Visited by OS(RD) 22 July 1966.

This motte stands to a maximum height of 16m above the bottom of a broad encircling ditch and its flat top is 20m in diameter. It occupies the NE corner of a bailey measuring about 105m from E to W by 75m transversely within double ditches on the S and E sides, visible only as cropmarks on air photographs and steep natural slopes on the N and W sides; there is an entrance near the SE corner.

RCAHMS 1980, visited 1978.

RCAHMSAP 1977, 1978.

The motte is as described above, but a large sheep scrape near the summit on the SW side has eroded a small section to reveal part of the mound construction.

Visited by RCAHMMS (DE), 3 April 2008

Scheduled as 'The Mount... a substantial motte-and-bailey castle that stands on the row of a steep bank above the Leet Water.'

Information from Historic Scotland, scheduling document dated 6 January 2009.

Activities

Field Visit (22 October 1908)

103. Mote, ‘The Mound’, Castle Law.

This mote-hill (fig. 54) is situated about 2 miles to the north-west of Coldstream, rather more than a ¼ mile west-south-west of the farm buildings on Castle Law, and about 250 yards south-east of the old mansion house. It lies within a wood, on the top of a steep bank sloping to the Leet, and is in form a truncated cone, apparently of earth, varying from 19 feet6 inches to 25 feet in height and with a level and somewhat oval summit measuring some 62 feet by 70 feet in diameter, surrounded by a ditch some 30 feet wide at the bottom and 9 to 10 feet deep below the crest of the counter-scarp, which has a slight mound on the top of it. This mound bends out towards the west along the edge of a ravine, and points to the extension of defences in that direction. For a short distance on the north-north-west and south sides the ditches have been filled in.

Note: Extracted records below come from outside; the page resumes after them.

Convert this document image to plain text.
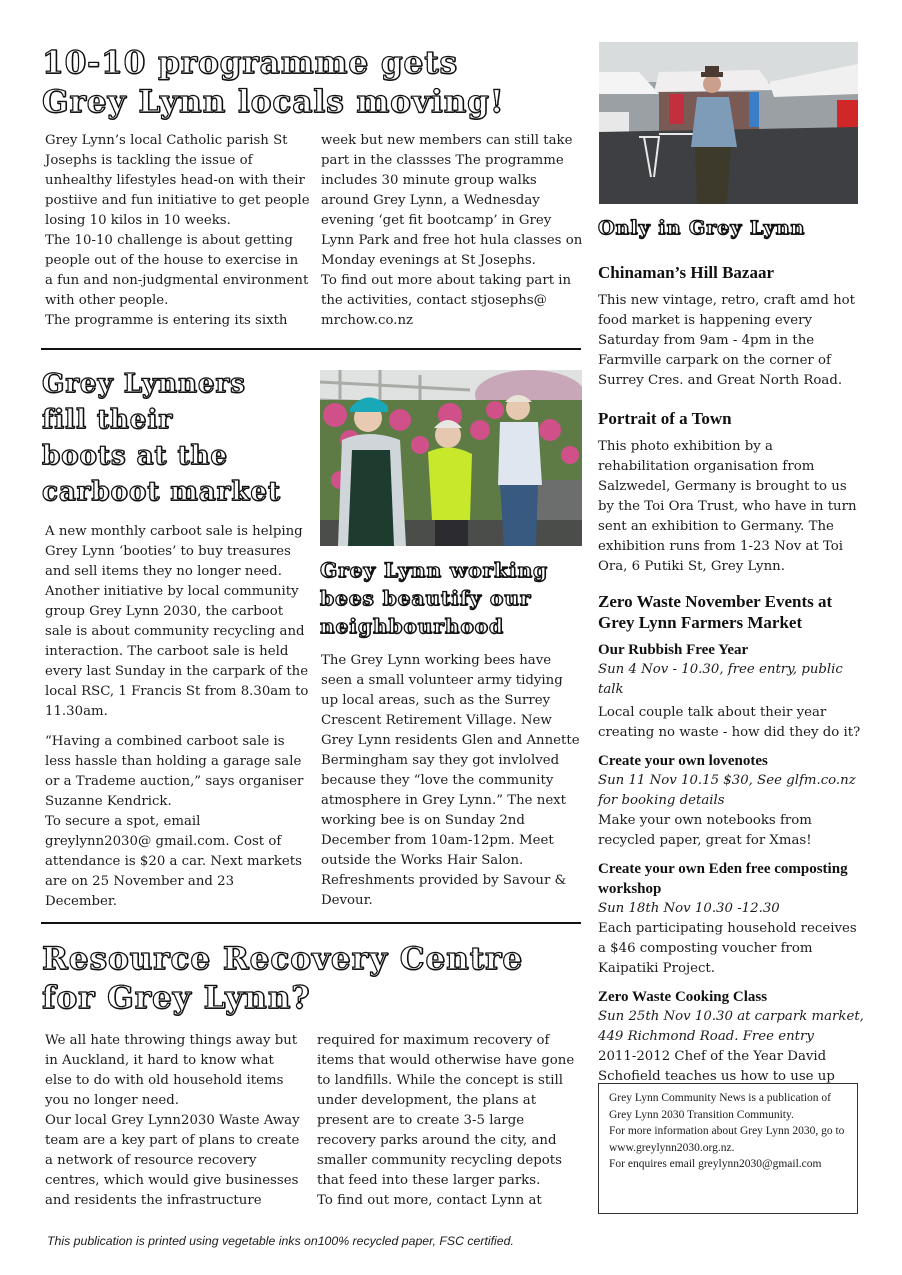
10-10 programme gets
Grey Lynn locals moving!

Grey Lynn’s local Catholic parish St Josephs is tackling the issue of unhealthy lifestyles head-on with their postiive and fun initiative to get people losing 10 kilos in 10 weeks.

The 10-10 challenge is about getting people out of the house to exercise in a fun and non-judgmental environment with other people.

The programme is entering its sixth

week but new members can still take part in the classses The programme includes 30 minute group walks around Grey Lynn, a Wednesday evening ‘get fit bootcamp’ in Grey Lynn Park and free hot hula classes on Monday evenings at St Josephs.

To find out more about taking part in the activities, contact stjosephs@ mrchow.co.nz

Grey Lynners
fill their
boots at the
carboot market

A new monthly carboot sale is helping Grey Lynn ‘booties’ to buy treasures and sell items they no longer need. Another initiative by local community group Grey Lynn 2030, the carboot sale is about community recycling and interaction. The carboot sale is held every last Sunday in the carpark of the local RSC, 1 Francis St from 8.30am to 11.30am.

“Having a combined carboot sale is less hassle than holding a garage sale or a Trademe auction,” says organiser Suzanne Kendrick.

To secure a spot, email greylynn2030@ gmail.com. Cost of attendance is $20 a car. Next markets are on 25 November and 23 December.

Grey Lynn working
bees beautify our
neighbourhood

The Grey Lynn working bees have seen a small volunteer army tidying up local areas, such as the Surrey Crescent Retirement Village. New Grey Lynn residents Glen and Annette Bermingham say they got invlolved because they “love the community atmosphere in Grey Lynn.” The next working bee is on Sunday 2nd December from 10am-12pm. Meet outside the Works Hair Salon. Refreshments provided by Savour & Devour.

Resource Recovery Centre
for Grey Lynn?

We all hate throwing things away but in Auckland, it hard to know what else to do with old household items you no longer need.

Our local Grey Lynn2030 Waste Away team are a key part of plans to create a network of resource recovery centres, which would give businesses and residents the infrastructure

required for maximum recovery of items that would otherwise have gone to landfills. While the concept is still under development, the plans at present are to create 3-5 large recovery parks around the city, and smaller community recycling depots that feed into these larger parks.

To find out more, contact Lynn at

This publication is printed using vegetable inks on100% recycled paper, FSC certified.
Only in Grey Lynn

Chinaman’s Hill Bazaar

This new vintage, retro, craft amd hot food market is happening every Saturday from 9am - 4pm in the Farmville carpark on the corner of Surrey Cres. and Great North Road.

Portrait of a Town

This photo exhibition by a rehabilitation organisation from Salzwedel, Germany is brought to us by the Toi Ora Trust, who have in turn sent an exhibition to Germany. The exhibition runs from 1-23 Nov at Toi Ora, 6 Putiki St, Grey Lynn.

Zero Waste November Events at Grey Lynn Farmers Market

Our Rubbish Free Year

Sun 4 Nov - 10.30, free entry, public talk

Local couple talk about their year creating no waste - how did they do it?

Create your own lovenotes

Sun 11 Nov 10.15 $30, See glfm.co.nz for booking details

Make your own notebooks from recycled paper, great for Xmas!

Create your own Eden free composting workshop

Sun 18th Nov 10.30 -12.30

Each participating household receives a $46 composting voucher from Kaipatiki Project.

Zero Waste Cooking Class

Sun 25th Nov 10.30 at carpark market, 449 Richmond Road. Free entry

2011-2012 Chef of the Year David Schofield teaches us how to use up

Grey Lynn Community News is a publication of Grey Lynn 2030 Transition Community.

For more information about Grey Lynn 2030, go to www.greylynn2030.org.nz.

For enquires email greylynn2030@gmail.com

RCAHMS 1915, visited 22nd October 1908.

OS Map: Ber., xxviii. NE

Publication Account (1985)

The earthen mound at Castle Law is a 7m - 8m high cone with a flattened, somewhat oval summit up to 21m across, which would have been surmounted by a strong palisade protecting a wooden tower. The motte stands on top of a steep bank rising from the Leet Water. It is surrounded by a ditch some 9m wide and up to 3m deep, with further defences probably extending westwards along the edge of the ravine, which would doubtless have included a bailey or larger enclosure housing a wider range of domestic buildings.

Information from 'Exploring Scotland's Heritage: Lothian and Borders', (1985).

Sbc Note

Visibility: This is an upstanding earthwork or monument.